GRAND RAPIDS, Mich. — President Biden is urging Congress to extend the eviction moratorium that is set to expire on Saturday. The extension was initially approved by the Centers for Disease Control and Prevention (CDC), but a recent ruling from the Supreme Court deemed that it was in Congress's perimeters to extend the deadline, not the CDC's.
U.S. Census Data says approximately 1.2 million households are very likely to face imminent eviction with another 6.5 million households behind in rent, which amounts to more than $20 billion.
Biden is now urging fellow Democrats and legislators to extend the deadline, as resources have been scarce for struggling landlords and tenants. Congress allocated nearly $47 billion in federal rental assistance funds but only a fraction has been dispersed.
In turn, President Biden is urging Congress to act to extend the deadline once again, but legal experts warn that a more robust plan needs to be put into place to help distribute resources ahead of another looming deadline should it be extended.
"This is a major issue for our country, which is why the moratorium has been extended several times," said tenured Cooley Law Prof. Florise Neville-Ewell, who is advocating for law schools to be get involved with the process to make sure residents adequately tap into resources.

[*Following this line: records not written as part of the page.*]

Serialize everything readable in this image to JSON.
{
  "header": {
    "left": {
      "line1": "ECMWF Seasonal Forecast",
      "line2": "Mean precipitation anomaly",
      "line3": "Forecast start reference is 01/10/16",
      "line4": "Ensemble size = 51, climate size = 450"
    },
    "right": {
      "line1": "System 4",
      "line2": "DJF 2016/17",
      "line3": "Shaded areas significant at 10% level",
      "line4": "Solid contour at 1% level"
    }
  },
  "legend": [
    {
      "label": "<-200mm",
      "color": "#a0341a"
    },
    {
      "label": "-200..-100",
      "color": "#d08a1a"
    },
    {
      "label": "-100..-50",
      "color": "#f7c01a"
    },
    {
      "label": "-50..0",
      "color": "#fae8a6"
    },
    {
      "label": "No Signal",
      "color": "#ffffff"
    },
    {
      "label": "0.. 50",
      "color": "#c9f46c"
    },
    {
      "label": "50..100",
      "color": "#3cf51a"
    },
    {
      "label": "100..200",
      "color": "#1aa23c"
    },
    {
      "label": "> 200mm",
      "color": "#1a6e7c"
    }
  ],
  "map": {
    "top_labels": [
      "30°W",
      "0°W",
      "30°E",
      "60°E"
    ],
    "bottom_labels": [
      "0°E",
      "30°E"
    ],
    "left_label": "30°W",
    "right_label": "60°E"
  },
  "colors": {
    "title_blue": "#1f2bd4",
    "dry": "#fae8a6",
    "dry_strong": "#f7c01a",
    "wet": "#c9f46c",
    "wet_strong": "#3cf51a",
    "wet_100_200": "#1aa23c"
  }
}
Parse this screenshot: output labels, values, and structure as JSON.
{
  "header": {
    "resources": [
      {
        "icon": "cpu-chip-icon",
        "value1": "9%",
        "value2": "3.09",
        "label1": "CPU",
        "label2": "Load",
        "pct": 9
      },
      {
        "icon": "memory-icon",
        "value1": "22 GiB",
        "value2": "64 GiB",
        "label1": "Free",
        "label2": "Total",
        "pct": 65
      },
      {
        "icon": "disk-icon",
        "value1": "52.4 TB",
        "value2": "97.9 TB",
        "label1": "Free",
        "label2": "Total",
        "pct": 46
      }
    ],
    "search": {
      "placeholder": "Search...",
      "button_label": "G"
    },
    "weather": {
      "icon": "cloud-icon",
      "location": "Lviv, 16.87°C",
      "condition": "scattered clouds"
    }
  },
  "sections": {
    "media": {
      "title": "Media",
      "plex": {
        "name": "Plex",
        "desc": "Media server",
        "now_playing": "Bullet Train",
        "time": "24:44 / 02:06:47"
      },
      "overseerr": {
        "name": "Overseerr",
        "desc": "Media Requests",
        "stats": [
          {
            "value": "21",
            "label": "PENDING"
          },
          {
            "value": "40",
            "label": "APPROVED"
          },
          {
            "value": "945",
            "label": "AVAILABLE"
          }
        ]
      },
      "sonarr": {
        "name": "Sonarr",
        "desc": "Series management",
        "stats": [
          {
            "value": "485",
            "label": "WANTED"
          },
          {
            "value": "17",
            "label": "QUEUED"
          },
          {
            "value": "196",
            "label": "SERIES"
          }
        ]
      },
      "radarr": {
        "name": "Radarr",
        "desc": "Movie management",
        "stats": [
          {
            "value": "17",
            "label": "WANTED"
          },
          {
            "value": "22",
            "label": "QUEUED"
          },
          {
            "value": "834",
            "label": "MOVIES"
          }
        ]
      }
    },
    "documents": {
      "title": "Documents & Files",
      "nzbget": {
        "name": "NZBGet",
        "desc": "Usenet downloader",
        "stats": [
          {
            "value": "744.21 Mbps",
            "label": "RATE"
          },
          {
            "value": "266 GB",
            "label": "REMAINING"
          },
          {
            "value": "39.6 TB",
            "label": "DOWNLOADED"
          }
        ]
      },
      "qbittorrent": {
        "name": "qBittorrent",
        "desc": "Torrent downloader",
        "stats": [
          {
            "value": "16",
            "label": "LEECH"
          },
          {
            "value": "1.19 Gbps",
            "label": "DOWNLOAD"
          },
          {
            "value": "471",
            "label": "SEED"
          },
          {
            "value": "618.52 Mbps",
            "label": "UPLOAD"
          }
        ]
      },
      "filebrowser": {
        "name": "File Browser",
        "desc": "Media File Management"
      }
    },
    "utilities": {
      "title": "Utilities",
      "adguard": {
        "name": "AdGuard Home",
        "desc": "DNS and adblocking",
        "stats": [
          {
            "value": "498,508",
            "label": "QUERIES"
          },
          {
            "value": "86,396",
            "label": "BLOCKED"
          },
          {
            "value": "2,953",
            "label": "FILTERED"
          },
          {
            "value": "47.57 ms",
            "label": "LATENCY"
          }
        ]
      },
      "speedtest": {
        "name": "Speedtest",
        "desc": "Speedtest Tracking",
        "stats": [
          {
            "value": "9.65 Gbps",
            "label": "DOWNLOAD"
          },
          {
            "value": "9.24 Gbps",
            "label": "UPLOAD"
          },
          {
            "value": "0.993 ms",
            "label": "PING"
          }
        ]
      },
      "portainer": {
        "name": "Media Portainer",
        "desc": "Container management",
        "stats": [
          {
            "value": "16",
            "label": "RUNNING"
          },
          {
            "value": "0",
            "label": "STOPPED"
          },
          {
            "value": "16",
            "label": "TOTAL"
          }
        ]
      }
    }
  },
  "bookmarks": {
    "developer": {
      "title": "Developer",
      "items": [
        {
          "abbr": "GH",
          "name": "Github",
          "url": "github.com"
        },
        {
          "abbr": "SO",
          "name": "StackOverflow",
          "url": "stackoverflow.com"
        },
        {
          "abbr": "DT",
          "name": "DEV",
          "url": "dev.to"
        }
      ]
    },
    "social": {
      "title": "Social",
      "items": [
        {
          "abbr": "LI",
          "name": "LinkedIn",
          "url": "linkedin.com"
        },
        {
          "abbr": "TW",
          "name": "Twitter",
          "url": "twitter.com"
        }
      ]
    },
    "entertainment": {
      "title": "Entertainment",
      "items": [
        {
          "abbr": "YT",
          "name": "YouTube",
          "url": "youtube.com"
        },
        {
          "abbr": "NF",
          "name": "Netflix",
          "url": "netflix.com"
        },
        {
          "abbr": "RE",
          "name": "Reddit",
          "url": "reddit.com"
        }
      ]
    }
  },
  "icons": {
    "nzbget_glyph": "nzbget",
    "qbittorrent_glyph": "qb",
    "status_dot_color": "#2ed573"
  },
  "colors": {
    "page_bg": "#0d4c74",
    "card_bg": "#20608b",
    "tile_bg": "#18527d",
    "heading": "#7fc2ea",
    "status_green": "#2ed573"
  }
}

"Let's get law students involved because they are the ones who are in a position to say, 'We'll go down to the local auditorium; we'll go knock on doors.' I really think we could create an army here," said Prof. Neville-Ewell.
The end of the moratorium will inevitably create an overwhelmed court system, as landlords flock to file against tenants who have delayed payments.
"It just seems to me we need to make sure the money gets out. We need the moratorium, but we need a plan because if we continue to do it the way we're doing it, we'll have to continue to roll over the moratorium, which is just not good in the long run."
White House Press Secretary Jen Psaki affirmed the administration's promise to those struggling.
“We will continue an all-of-government effort to keep Americans safe and housed through the swift dispersal of emergency rental assistance to states and cities," said Psaki, despite some states handing out little to no rental assistance funds.